Microsoft is once again the target of an antitrust investigation, this time in China.
The company’s offices in four Chinese cities were raided as part of a probe by the country’s State Administration for Industry and Commerce (SAIC) on July 28. Anti-monopoly investigators seized computers and documents, contracts, financial statements, emails and files, according to the SAIC.
SAIC is conducting an investigation into allegations that Microsoft is engaged in anti-competitive behavior, possibly in violation of the country’s anti-monopoly laws. The SAIC claims that it was alerted to compatibility issues in Windows and Office, along with other unspecified problems, in June 2013.
The raids took place in the company’s offices in Beijing, Shanghai, Guangzhou and Chengdu. Microsoft lists the Guangzhou and Chengdu sites as sales offices. The Shanghai location is home to the company’s sales, marketing and support operations in the region. In Beijing, Microsoft has three addresses.
Inspectors combed through the company’s departments, including Marketing and Finance. The investigation also included a vice president, other senior officials and related personnel, stated the SAIC.
China’s government hinted that the raids may be just the start of an inquiry into how the Redmond, Wash.-based software company conducts business in the country. The investigation remains ongoing, according to the statement posted on the SAIC’s Website.
“We aim to build products that deliver the features, security and reliability customers expect, and we will address any concerns the government may have,” said a Microsoft spokesperson in a statement to eWEEK.
Meanwhile, another American tech giant has seemingly fared better navigating China’s regulatory waters. IBM and Lenovo, the Chinese PC maker, have gained approval for a major acquisition.

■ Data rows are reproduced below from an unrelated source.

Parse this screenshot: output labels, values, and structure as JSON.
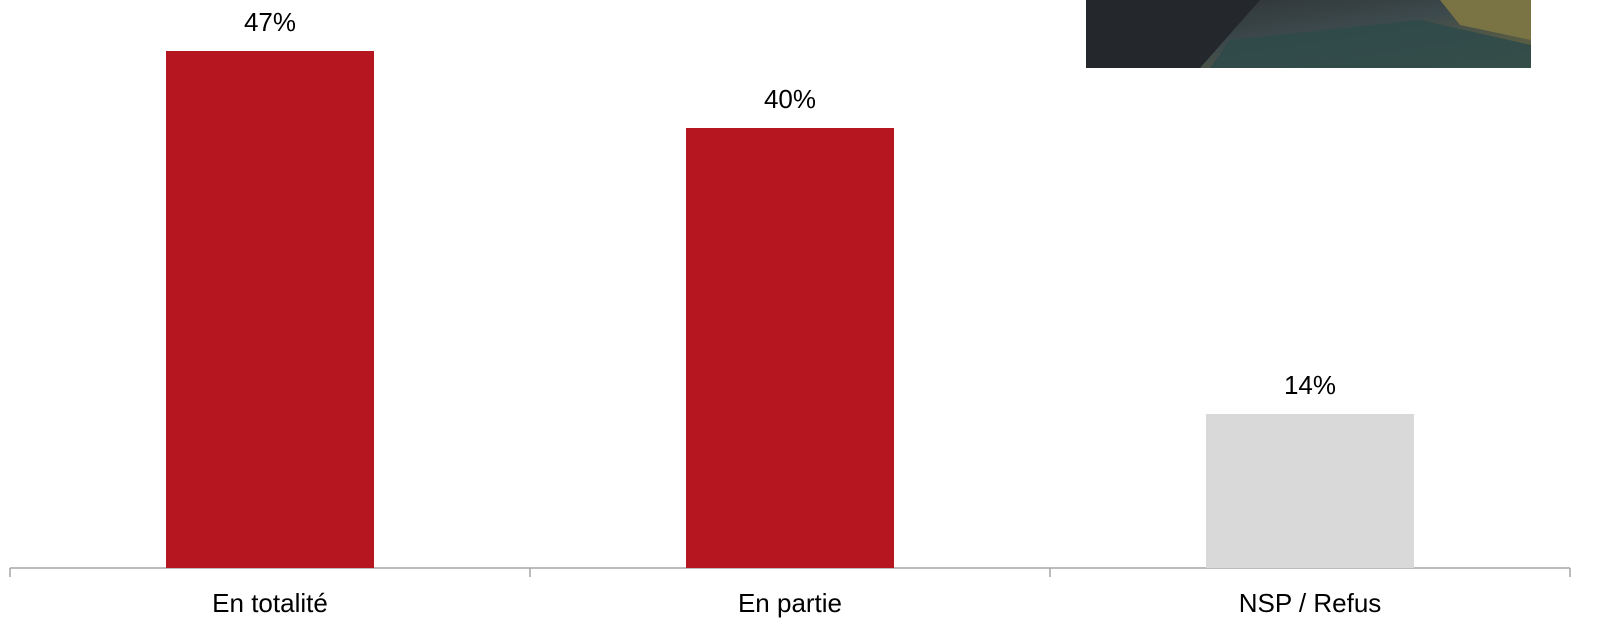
{
  "chart_data": {
    "type": "bar",
    "categories": [
      "En totalité",
      "En partie",
      "NSP / Refus"
    ],
    "values": [
      47,
      40,
      14
    ],
    "value_labels": [
      "47%",
      "40%",
      "14%"
    ],
    "colors": [
      "#b5161f",
      "#b5161f",
      "#d9d9d9"
    ]
  }
}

The companies announced on Jan. 23 that Lenovo offered $2.3 billion for IBM’s x86 server business. “This acquisition demonstrates our willingness to invest in businesses that can help fuel profitable growth and extend our PC Plus strategy,” Lenovo Chairman and CEO Yang Yuanqing said in a statement.
The Chinese Ministry of Commerce’s anti-monopoly regulators gave the deal their approval earlier this month. The U.S. Committee on Foreign Investments has yet to sign off on the deal, which is currently under close scrutiny as the interagency group examines the potential national security ramifications.
Microsoft is no stranger to antitrust probes. In 2011, the U.S. Department of Justice (DOJ) finally declared victory in its long-running antitrust case against Microsoft, more than a dozen years after the DOJ first slapped Microsoft with antitrust action for bundling Internet Explorer with Windows.
“The final judgment helped create competitive conditions that enabled new kinds of products, such as cloud computing services and mobile devices, to develop as potential platform threats to the Windows desktop operating system,” said the DOJ in a statement at the time.
In Europe, Microsoft was fined $732 million after regulators said that the company failed to offer European Windows users a choice of Web browsers, a condition of a previous antitrust judgment. The company called the oversight a “technical error,” but nonetheless took responsibility.
“We provided the Commission with a complete and candid assessment of the situation, and we have taken steps to strengthen our software development and other processes to help avoid this mistake—or anything similar—in the future,” pledged Microsoft following the ruling.